SeaBIOS works with it today, so it's not a "show stopper". However, it's annoying to work with, and I can't see any benefit to it. I noticed that coreboot isn't doing proper big-endian for the CBFS u64s - I assume this was because it's annoying having to code up a proper u64 bswap.
Also, w.r.t. getting rid of the offset in the file header: one nice thing about that design is the file header and the file data need not be contiguous in the flash. It is a much more flexible setup. Again, given the small number of entries in a CBFS (certainly < 64), is the savings of < 512 bytes or so worth this change?

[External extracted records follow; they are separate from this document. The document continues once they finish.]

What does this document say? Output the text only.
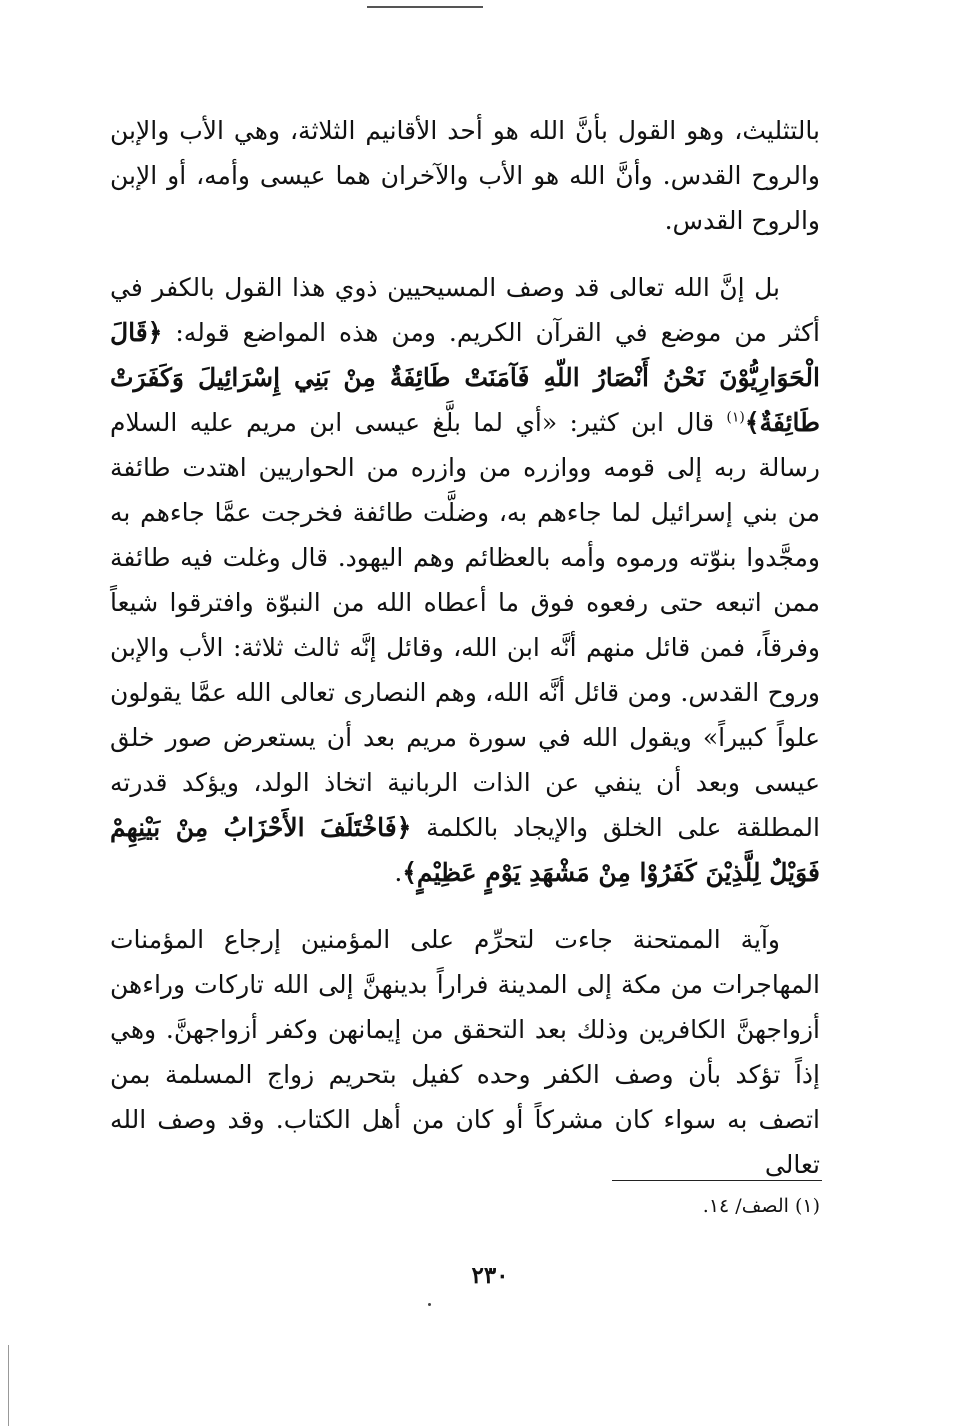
بالتثليث، وهو القول بأنَّ الله هو أحد الأقانيم الثلاثة، وهي الأب والإبن والروح القدس. وأنَّ الله هو الأب والآخران هما عيسى وأمه، أو الإبن والروح القدس.

بل إنَّ الله تعالى قد وصف المسيحيين ذوي هذا القول بالكفر في أكثر من موضع في القرآن الكريم. ومن هذه المواضع قوله: ﴿قَالَ الْحَوَارِيُّوْنَ نَحْنُ أَنْصَارُ اللّهِ فَآمَنَتْ طَائِفَةٌ مِنْ بَنِي إِسْرَائِيلَ وَكَفَرَتْ طَائِفَةٌ﴾$^{(١)}$ قال ابن كثير: «أي لما بلَّغ عيسى ابن مريم عليه السلام رسالة ربه إلى قومه ووازره من وازره من الحواريين اهتدت طائفة من بني إسرائيل لما جاءهم به، وضلَّت طائفة فخرجت عمَّا جاءهم به ومجَّدوا بنوّته ورموه وأمه بالعظائم وهم اليهود. قال وغلت فيه طائفة ممن اتبعه حتى رفعوه فوق ما أعطاه الله من النبوّة وافترقوا شيعاً وفرقاً، فمن قائل منهم أنَّه ابن الله، وقائل إنَّه ثالث ثلاثة: الأب والإبن وروح القدس. ومن قائل أنَّه الله، وهم النصارى تعالى الله عمَّا يقولون علواً كبيراً» ويقول الله في سورة مريم بعد أن يستعرض صور خلق عيسى وبعد أن ينفي عن الذات الربانية اتخاذ الولد، ويؤكد قدرته المطلقة على الخلق والإيجاد بالكلمة ﴿فَاخْتَلَفَ الأَحْزَابُ مِنْ بَيْنِهِمْ فَوَيْلٌ لِلَّذِيْنَ كَفَرُوْا مِنْ مَشْهَدِ يَوْمٍ عَظِيْمٍ﴾.

وآية الممتحنة جاءت لتحرِّم على المؤمنين إرجاع المؤمنات المهاجرات من مكة إلى المدينة فراراً بدينهنَّ إلى الله تاركات وراءهن أزواجهنَّ الكافرين وذلك بعد التحقق من إيمانهن وكفر أزواجهنَّ. وهي إذاً تؤكد بأن وصف الكفر وحده كفيل بتحريم زواج المسلمة بمن اتصف به سواء كان مشركاً أو كان من أهل الكتاب. وقد وصف الله تعالى

(١) الصف/ ١٤.
٢٣٠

I hadn't realized that was a goal. In order to do that though, it would require the file searching code linearly search the whole flash for files (which it does today). This will make file scans slow - as potentially the whole flash will need to be read in order to find the last file. (For example, if three files are in the CBFS - "payload", "linux-kernel", "pci1106,3344.rom" - then the code would need to completely read "payload" and "linux-kernel" from flash in order to find "pci1106,3344.rom".) I think documenting that header and contents are together would allow for a speed improvement, because then the file find code could skip scanning file contents.